It has been fascinating to watch the "emergence" of the artist known as SOPHIE, whose PC-music-adjacent anonymity was part of the baffling charm of 2013's freestyle-from-beyond-the-ultraverse freakout "Bipp"—what human could possibly be making these sounds? Well rather than the giant robot with knives for hands I had imagined, SOPHIE turned out to be a delicate-featured transgender woman, and she came blasting out of the anonymity closet with a soul- and body-baring video for the surprisingly earnest "It's Okay to Cry" last year. It was clear immediately that SOPHIE would now be all about life-into-art, and her debut album wields autobiographical revelation (and its potential spuriousness) with a poker face that invites a spiraling, is-this-real-or-isn't-it analysis. Tracks like "Ponyboy" recall the dark twists of her 2015 release Product, and "Immaterial" revels in giddy PC-music cartoonishness, but there's something new and wonderful here, epic soundscapes like "Pretending" and the emotive, cinematic sci-fi of "Infatuation." The soaring heart of the album is the operatic, Kate Bush-meets-trance "Is It Cold In the Water" (more about that in the singles list below).
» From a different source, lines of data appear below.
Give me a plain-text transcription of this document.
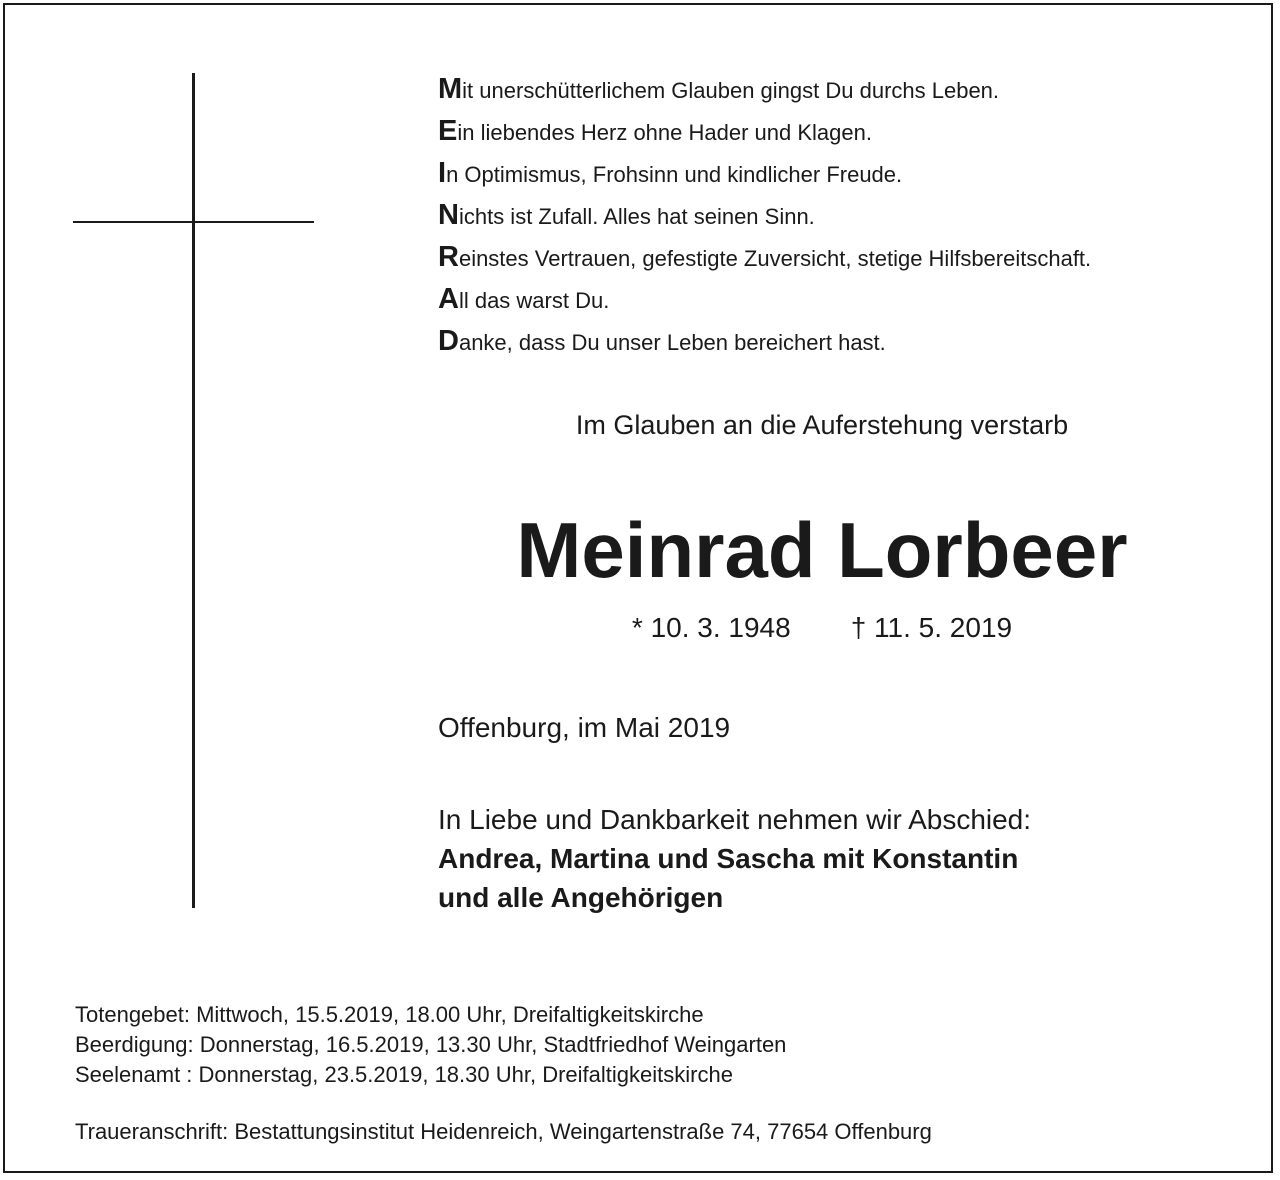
Mit unerschütterlichem Glauben gingst Du durchs Leben.
Ein liebendes Herz ohne Hader und Klagen.
In Optimismus, Frohsinn und kindlicher Freude.
Nichts ist Zufall. Alles hat seinen Sinn.
Reinstes Vertrauen, gefestigte Zuversicht, stetige Hilfsbereitschaft.
All das warst Du.
Danke, dass Du unser Leben bereichert hast.
Im Glauben an die Auferstehung verstarb
Meinrad Lorbeer
* 10. 3. 1948 † 11. 5. 2019
Offenburg, im Mai 2019
In Liebe und Dankbarkeit nehmen wir Abschied:
Andrea, Martina und Sascha mit Konstantin
und alle Angehörigen
Totengebet: Mittwoch, 15.5.2019, 18.00 Uhr, Dreifaltigkeitskirche
Beerdigung: Donnerstag, 16.5.2019, 13.30 Uhr, Stadtfriedhof Weingarten
Seelenamt : Donnerstag, 23.5.2019, 18.30 Uhr, Dreifaltigkeitskirche
Traueranschrift: Bestattungsinstitut Heidenreich, Weingartenstraße 74, 77654 Offenburg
Confirmed by an alternately thrilling, alternately teetering on the edge of anxiety-inducing performance at this year's Sonar festival, I'm not entirely sure what to make of SOPHIE, but there is noone remotely like her making music on Earth.
London artists Tirzah and Micachu are known for underground, spacey club tracks like 2015's sparse "Make It Up," and Micachu (aka Mica Levi) has expanded her production pallette into soundtrack work for films including the brilliant "Under the Skin." Devotion applies their skills more freely and subtly, stepping back to give space to Tirzah's remarkably expressive and un-self-conscious voice. Free-form opener "Fine Again" features lullaby-esque vocals alternating with chiming arpeggios, and the haunting, heartbroken "Affection" wields a snippet of piano echoing into the distance behind glitching whispers. While you might see this in the "electronic" section of the store due to its production, you could also call this R&B or put it next to James Blake with its confessional songwriting and minimalist loop-based experimentalism. But overall, it's the sheer intimacy that affects you, the sense that you're spying on those secret moments of joy and heartbreak in a relationship.
My music critic hero Philip Sherburne called German producer Hauff's noisy, damaged beats "opulent" in their attention to detail, and he's pinpointed the key to her work; even when tracks on Qualm consist of little more than drum programming, their perfectly calibrated distortion makes them rich, full and grand. It's an idea I kind of stumbled across in my early days of doing audio work at LIVE 105; the production director (and in fact legendary disco DJ himself) Lester Temple had a couple "magic boxes" in his rack that somehow just made things sound bigger and fatter, grabbing your attention through the radio static and traffic noise. I later discovered the "magic" in these boxes was more or less just distortion, carefully applied to certain frequencies to seemingly pump them up. Something about random chaos applied to tones just made them tastier, like the carbonization on a slab of meat on a fire. Similarly to my 2017 #8, DJ Seinfeld's Time Spent Away From U, Qualm's compressed sonic palette is a unifier, whether it's on the squelching acid of "Lifestyle Guru" or the nearly synthwave "Primordial Sludge." Album closer "It Was All Fields Around Here When I Was a Kid" echoes Depeche Mode or The Knife in its dark midtempo stomp, but the sound here is thick with history, enhanced by its patina like a great sculpture.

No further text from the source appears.